2. The medical introducer of claim 1, wherein the hub is overmolded onto the proximal end of the cannula.

3. The medical introducer of claim 1, wherein the hub is bonded onto the proximal end of the cannula.

4. The medical introducer of claim 1, wherein the polymer material comprises a flexibility that allows the cannula to bend without kinking during insertion of the introducer into the tissue.

5. The medical introducer of claim 1, wherein the polymer material is one of nylon, fluorinated ethylene propylene (FEP), polytetrafluoroethylene (PTFE), high-density polyethylene (HDPE), polyamide, or polyether ether ketone (PEEK)

6. The medical introducer of claim 1, wherein the hub further comprises a fluid introduction port in fluid communication with the proximal end of the cannula.

7. The medical introducer of claim 1, further comprising a radiopaque element fixed to the distal end of the cannula, the radiopaque element defining the tapered distal tip of the cannula.

8. The medical introducer of claim 7, further comprising a plurality of radiopaque bands applied over the polymer material and spaced apart along the cannula.

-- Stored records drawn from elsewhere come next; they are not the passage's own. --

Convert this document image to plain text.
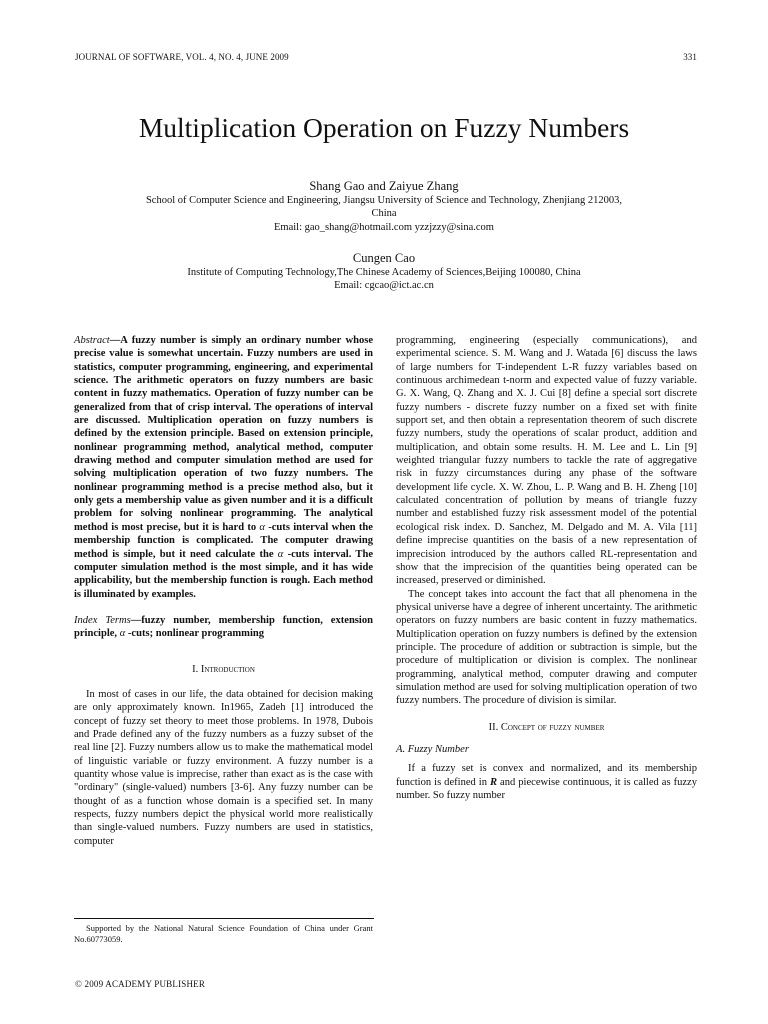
JOURNAL OF SOFTWARE, VOL. 4, NO. 4, JUNE 2009	331
Multiplication Operation on Fuzzy Numbers
Shang Gao and Zaiyue Zhang
School of Computer Science and Engineering, Jiangsu University of Science and Technology, Zhenjiang 212003,
China
Email: gao_shang@hotmail.com yzzjzzy@sina.com
Cungen Cao
Institute of Computing Technology,The Chinese Academy of Sciences,Beijing 100080, China
Email: cgcao@ict.ac.cn

Abstract—A fuzzy number is simply an ordinary number whose precise value is somewhat uncertain. Fuzzy numbers are used in statistics, computer programming, engineering, and experimental science. The arithmetic operators on fuzzy numbers are basic content in fuzzy mathematics. Operation of fuzzy number can be generalized from that of crisp interval. The operations of interval are discussed. Multiplication operation on fuzzy numbers is defined by the extension principle. Based on extension principle, nonlinear programming method, analytical method, computer drawing method and computer simulation method are used for solving multiplication operation of two fuzzy numbers. The nonlinear programming method is a precise method also, but it only gets a membership value as given number and it is a difficult problem for solving nonlinear programming. The analytical method is most precise, but it is hard to α -cuts interval when the membership function is complicated. The computer drawing method is simple, but it need calculate the α -cuts interval. The computer simulation method is the most simple, and it has wide applicability, but the membership function is rough. Each method is illuminated by examples.

Index Terms—fuzzy number, membership function, extension principle, α -cuts; nonlinear programming

I. Introduction

In most of cases in our life, the data obtained for decision making are only approximately known. In1965, Zadeh [1] introduced the concept of fuzzy set theory to meet those problems. In 1978, Dubois and Prade defined any of the fuzzy numbers as a fuzzy subset of the real line [2]. Fuzzy numbers allow us to make the mathematical model of linguistic variable or fuzzy environment. A fuzzy number is a quantity whose value is imprecise, rather than exact as is the case with "ordinary" (single-valued) numbers [3-6]. Any fuzzy number can be thought of as a function whose domain is a specified set. In many respects, fuzzy numbers depict the physical world more realistically than single-valued numbers. Fuzzy numbers are used in statistics, computer

programming, engineering (especially communications), and experimental science. S. M. Wang and J. Watada [6] discuss the laws of large numbers for T-independent L-R fuzzy variables based on continuous archimedean t-norm and expected value of fuzzy variable. G. X. Wang, Q. Zhang and X. J. Cui [8] define a special sort discrete fuzzy numbers - discrete fuzzy number on a fixed set with finite support set, and then obtain a representation theorem of such discrete fuzzy numbers, study the operations of scalar product, addition and multiplication, and obtain some results. H. M. Lee and L. Lin [9] weighted triangular fuzzy numbers to tackle the rate of aggregative risk in fuzzy circumstances during any phase of the software development life cycle. X. W. Zhou, L. P. Wang and B. H. Zheng [10] calculated concentration of pollution by means of triangle fuzzy number and established fuzzy risk assessment model of the potential ecological risk index. D. Sanchez, M. Delgado and M. A. Vila [11] define imprecise quantities on the basis of a new representation of imprecision introduced by the authors called RL-representation and show that the imprecision of the quantities being operated can be increased, preserved or diminished.

The concept takes into account the fact that all phenomena in the physical universe have a degree of inherent uncertainty. The arithmetic operators on fuzzy numbers are basic content in fuzzy mathematics. Multiplication operation on fuzzy numbers is defined by the extension principle. The procedure of addition or subtraction is simple, but the procedure of multiplication or division is complex. The nonlinear programming, analytical method, computer drawing and computer simulation method are used for solving multiplication operation of two fuzzy numbers. The procedure of division is similar.

II. Concept of fuzzy number

A. Fuzzy Number

If a fuzzy set is convex and normalized, and its membership function is defined in R and piecewise continuous, it is called as fuzzy number. So fuzzy number

Supported by the National Natural Science Foundation of China under Grant No.60773059.
© 2009 ACADEMY PUBLISHER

9. An RF ablation probe system for use in locating a radio frequency (RF) probe at a target location in tissue, comprising:

an introducer, the introducer comprising a proximal hub; an elongate cannula having a distal end, a proximal end, and an inside diameter, the proximal end connected to the hub; and the cannula formed entirely of an electrically insulating polymer material;

a stylet insertable through the hub and into the cannula, the stylet comprising a tissue-piercing distal end that extends from the distal end of the cannula when the stylet is inserted into the introducer, the stylet comprising an outside diameter such that a concentric clearance between the stylet and the inside diameter of the cannula is less than 0.0010 inches; and

an RF probe assembly comprising an elongate shaft insertable through the hub and into the cannula, the elongate shaft comprising an active distal tip that extends from the distal end of the cannula when the elongate shaft is inserted into the introducer, the elongate shaft comprising an outside diameter such that a clearance between the elongate shaft and the inside diameter of the cannula is greater than 0.0010 inches.

10. The RF ablation probe system of claim 9, wherein the cannula comprises a tapered distal tip;

11. The RF ablation probe system of claim 9, wherein the concentric clearance between the stylet and the inside diameter of the cannula is less than 0.0007+/−0.0002 inches.

12. The RF ablation probe system of claim 9, wherein the concentric clearance between the RF probe and the inside diameter of the cannula is 0.0020+/−0.0010 inches.

13. The RF ablation probe system of claim 9, wherein the hub is overmolded or bonded onto the proximal end of the cannula.

14. The RF ablation probe system of claim 9, wherein the polymer material comprises a flexibility that allows the cannula to bend without kinking during insertion of the introducer into the tissue.

15. The RF ablation probe system of claim 9, wherein the polymer material is one of nylon, fluorinated ethylene propylene (FEP), polytetrafluoroethylene (PTFE), high-density polyethylene (HDPE), polyamide, or polyether ether ketone (PEEK).

16. The RF ablation probe system of claim 9, wherein the hub further comprises a fluid introduction port in fluid communication with the proximal end of the cannula.

17. The RF ablation probe system of claim 9, further comprising a radiopaque element fixed to the distal end of the cannula, the radiopaque element defining the tapered distal tip.